Hace muchos años, existía legislación que impedía que una empresa extranjera fuera dueña de una empresa aérea local, es decir, se establecía una preponderancia de los capitales locales. Ya desde los tiempos en que Aerolíneas Argentinas se privatizó, primero con Iberia y luego con Marsans, se ignoró esta restricción. Lo mismo sucedió en 2005 para que LAN se convirtiera en dueña de Aero 2000 y con ella creara LAN Argentina, hoy Latam Argentina. Y en la Revolución de los Aviones, sucedió lo mismo: llegó Avianca, pata local de un conglomerado con presencia en casi todo el continente latinoamericano; llegó Norwegian, filial local de una empresa global; y hace pocos meses, se consolidó el arribo de JetSmart, que si bien no tiene atrás una matriz mundial, tiene en cambio un fondo de inversiones de gran capacidad financiera como lo es Índigo Partner. Si hasta la más pequeña Flyest tiene el respaldo de ILAI, uno de los grupos especializados en aviación regional más importantes de Europa. Por otro lado, están los otros dos gigantes ya establecidos: Aerolíneas Argentinas con sus casi 80 aviones y sus décadas de historia, la empresa más grande del mercado, y Latam, también emparentada con un grupo latinoamericano.

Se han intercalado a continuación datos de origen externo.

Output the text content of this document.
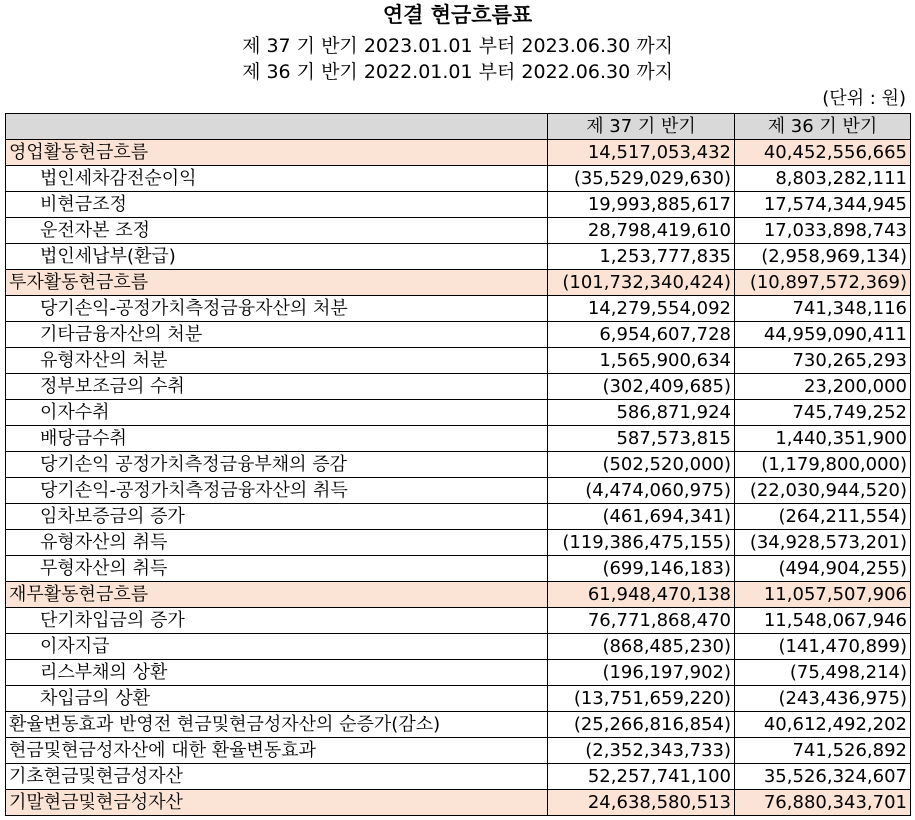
연결 현금흐름표
제 37 기 반기 2023.01.01 부터 2023.06.30 까지
제 36 기 반기 2022.01.01 부터 2022.06.30 까지
(단위 : 원)
	제 37 기 반기	제 36 기 반기
영업활동현금흐름	14,517,053,432	40,452,556,665
법인세차감전순이익	(35,529,029,630)	8,803,282,111
비현금조정	19,993,885,617	17,574,344,945
운전자본 조정	28,798,419,610	17,033,898,743
법인세납부(환급)	1,253,777,835	(2,958,969,134)
투자활동현금흐름	(101,732,340,424)	(10,897,572,369)
당기손익-공정가치측정금융자산의 처분	14,279,554,092	741,348,116
기타금융자산의 처분	6,954,607,728	44,959,090,411
유형자산의 처분	1,565,900,634	730,265,293
정부보조금의 수취	(302,409,685)	23,200,000
이자수취	586,871,924	745,749,252
배당금수취	587,573,815	1,440,351,900
당기손익 공정가치측정금융부채의 증감	(502,520,000)	(1,179,800,000)
당기손익-공정가치측정금융자산의 취득	(4,474,060,975)	(22,030,944,520)
임차보증금의 증가	(461,694,341)	(264,211,554)
유형자산의 취득	(119,386,475,155)	(34,928,573,201)
무형자산의 취득	(699,146,183)	(494,904,255)
재무활동현금흐름	61,948,470,138	11,057,507,906
단기차입금의 증가	76,771,868,470	11,548,067,946
이자지급	(868,485,230)	(141,470,899)
리스부채의 상환	(196,197,902)	(75,498,214)
차입금의 상환	(13,751,659,220)	(243,436,975)
환율변동효과 반영전 현금및현금성자산의 순증가(감소)	(25,266,816,854)	40,612,492,202
현금및현금성자산에 대한 환율변동효과	(2,352,343,733)	741,526,892
기초현금및현금성자산	52,257,741,100	35,526,324,607
기말현금및현금성자산	24,638,580,513	76,880,343,701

En este contexto, entonces, ¿qué espacio queda para los capitales locales? ¿tienen oportunidad? Pensemos solamente en acceder a financiación internacional, en un contexto donde el riesgo país de la Argentina está por las nubes: ¿qué intereses deberá pagar una línea aérea local? ¿Cómo enfrentar a esos gigantes que pueden acceder a fondos a otros valores y con otros reaseguros?

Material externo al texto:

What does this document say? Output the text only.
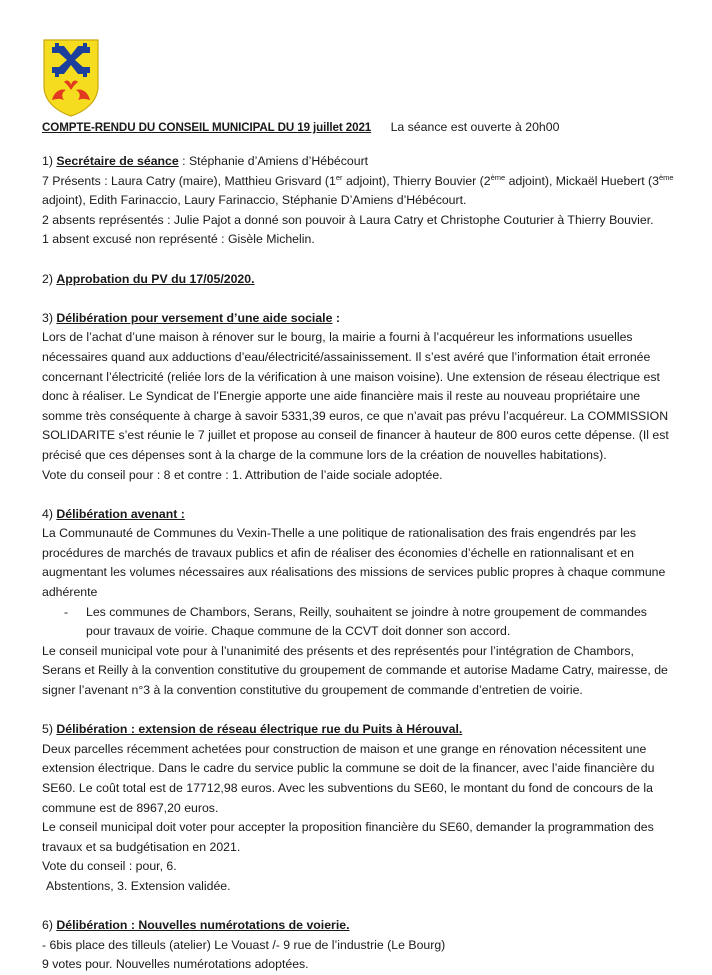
COMPTE-RENDU DU CONSEIL MUNICIPAL DU 19 juillet 2021 La séance est ouverte à 20h00

1) Secrétaire de séance : Stéphanie d’Amiens d’Hébécourt

7 Présents : Laura Catry (maire), Matthieu Grisvard (1er adjoint), Thierry Bouvier (2ème adjoint), Mickaël Huebert (3ème adjoint), Edith Farinaccio, Laury Farinaccio, Stéphanie D’Amiens d’Hébécourt.

2 absents représentés : Julie Pajot a donné son pouvoir à Laura Catry et Christophe Couturier à Thierry Bouvier.

1 absent excusé non représenté : Gisèle Michelin.

2) Approbation du PV du 17/05/2020.

3) Délibération pour versement d’une aide sociale :

Lors de l’achat d’une maison à rénover sur le bourg, la mairie a fourni à l’acquéreur les informations usuelles nécessaires quand aux adductions d’eau/électricité/assainissement. Il s’est avéré que l’information était erronée concernant l’électricité (reliée lors de la vérification à une maison voisine). Une extension de réseau électrique est donc à réaliser. Le Syndicat de l’Energie apporte une aide financière mais il reste au nouveau propriétaire une somme très conséquente à charge à savoir 5331,39 euros, ce que n’avait pas prévu l’acquéreur. La COMMISSION SOLIDARITE s’est réunie le 7 juillet et propose au conseil de financer à hauteur de 800 euros cette dépense. (Il est précisé que ces dépenses sont à la charge de la commune lors de la création de nouvelles habitations).

Vote du conseil pour : 8 et contre : 1. Attribution de l’aide sociale adoptée.

4) Délibération avenant :

La Communauté de Communes du Vexin-Thelle a une politique de rationalisation des frais engendrés par les procédures de marchés de travaux publics et afin de réaliser des économies d’échelle en rationnalisant et en augmentant les volumes nécessaires aux réalisations des missions de services public propres à chaque commune adhérente

- Les communes de Chambors, Serans, Reilly, souhaitent se joindre à notre groupement de commandes pour travaux de voirie. Chaque commune de la CCVT doit donner son accord.

Le conseil municipal vote pour à l’unanimité des présents et des représentés pour l’intégration de Chambors, Serans et Reilly à la convention constitutive du groupement de commande et autorise Madame Catry, mairesse, de signer l’avenant n°3 à la convention constitutive du groupement de commande d’entretien de voirie.

5) Délibération : extension de réseau électrique rue du Puits à Hérouval.

Deux parcelles récemment achetées pour construction de maison et une grange en rénovation nécessitent une extension électrique. Dans le cadre du service public la commune se doit de la financer, avec l’aide financière du SE60. Le coût total est de 17712,98 euros. Avec les subventions du SE60, le montant du fond de concours de la commune est de 8967,20 euros.

Le conseil municipal doit voter pour accepter la proposition financière du SE60, demander la programmation des travaux et sa budgétisation en 2021.

Vote du conseil : pour, 6.

Abstentions, 3. Extension validée.

6) Délibération : Nouvelles numérotations de voierie.

- 6bis place des tilleuls (atelier) Le Vouast /- 9 rue de l’industrie (Le Bourg)

9 votes pour. Nouvelles numérotations adoptées.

La realidad es que en todos los mercados existen compañías de todos los tamaños, y claramente el transporte aéreo no es una cuestión exclusiva de gigantes globales. Y sospecho que la intención política final del gobierno, parafraseando al popular dicho, es que los melones del cajón se acomoden solos. El problema es que alguno se puede caer y hoy, en realidad, habría grandes problemas con el carro, que no avanza.

¿Y Latam?

Curiosamente desde 2015 a la fecha y según denuncia la Asociación de Tripulantes de Cabina de Pasajeros de Empresas Aerocomerciales (Atcpea), Latam Argentina se ha ido reduciendo. En 2015, el staff llegaba a los 2.850 empleados, este año totalizarán 2.300. Pero además, muchas rutas han sido “revertidas” y si bien no han sido levantadas y siguen operando, están en manos de las otras filiales del grupo. Es decir, los vuelos a Tucumán desde Santiago los cubre Latam Chile; desde San Pablo, Latam Brasil; y desde Lima, Latam Perú. A todos los efectos visuales y de marketing, de cara al pasajero, ellos siguen volando en la misma empresa, pero no en la filial argentina.

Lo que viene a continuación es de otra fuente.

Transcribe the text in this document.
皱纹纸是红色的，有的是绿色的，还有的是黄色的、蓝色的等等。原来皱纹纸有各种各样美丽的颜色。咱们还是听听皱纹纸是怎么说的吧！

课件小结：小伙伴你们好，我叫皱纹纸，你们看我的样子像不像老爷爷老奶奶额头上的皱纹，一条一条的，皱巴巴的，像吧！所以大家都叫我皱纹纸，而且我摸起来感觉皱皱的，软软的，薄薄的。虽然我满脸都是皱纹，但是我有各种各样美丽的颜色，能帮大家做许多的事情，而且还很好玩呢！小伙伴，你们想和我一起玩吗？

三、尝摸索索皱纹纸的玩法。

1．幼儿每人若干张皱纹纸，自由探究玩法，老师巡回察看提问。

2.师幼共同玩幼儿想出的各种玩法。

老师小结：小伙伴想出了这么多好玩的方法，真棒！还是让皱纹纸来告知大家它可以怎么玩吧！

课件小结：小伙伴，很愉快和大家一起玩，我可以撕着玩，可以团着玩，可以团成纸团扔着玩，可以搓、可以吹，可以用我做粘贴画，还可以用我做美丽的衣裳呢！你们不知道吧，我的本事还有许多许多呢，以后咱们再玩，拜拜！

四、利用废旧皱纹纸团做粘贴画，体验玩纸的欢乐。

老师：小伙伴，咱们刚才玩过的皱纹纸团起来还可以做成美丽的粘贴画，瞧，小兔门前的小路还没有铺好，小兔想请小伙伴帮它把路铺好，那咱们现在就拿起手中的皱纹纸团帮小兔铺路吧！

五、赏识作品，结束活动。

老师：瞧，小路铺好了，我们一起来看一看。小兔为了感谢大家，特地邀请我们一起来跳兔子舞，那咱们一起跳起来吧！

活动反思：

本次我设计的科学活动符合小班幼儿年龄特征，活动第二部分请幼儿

Avianca Argentina suma Airbus A320

Al cierre de esta edición, Avianca Argentina confirmaba que la próxima semana estaría arribando el primer Airbus A320 con el que comenzará a volar de Buenos Aires a San Pablo, dos veces al día. "El inicio de la nueva ruta brindará oportunidades para la empresa y beneficiará a clientes argentinos y brasileños. Con ésta, queremos fortalecer nuestra presencia en América Latina. Asimismo, nuestros clientes tendrán acceso a la red doméstica e internacional de Avianca Brasil y disfrutarán de innumerables opciones de conexiones con 27 destinos brasileños y cuatro fuera del país. Vemos con mucho optimismo el próximo año", afirmó Carlos Colunga, CEO de la compañía.

De hecho, la compañía distribuyó a la prensa una serie de fotografías sobre la máquina que tiene ya pintada una matrícula Lima-Víctor (el código de matriculación argentino): Hotel-Victor-Sierra.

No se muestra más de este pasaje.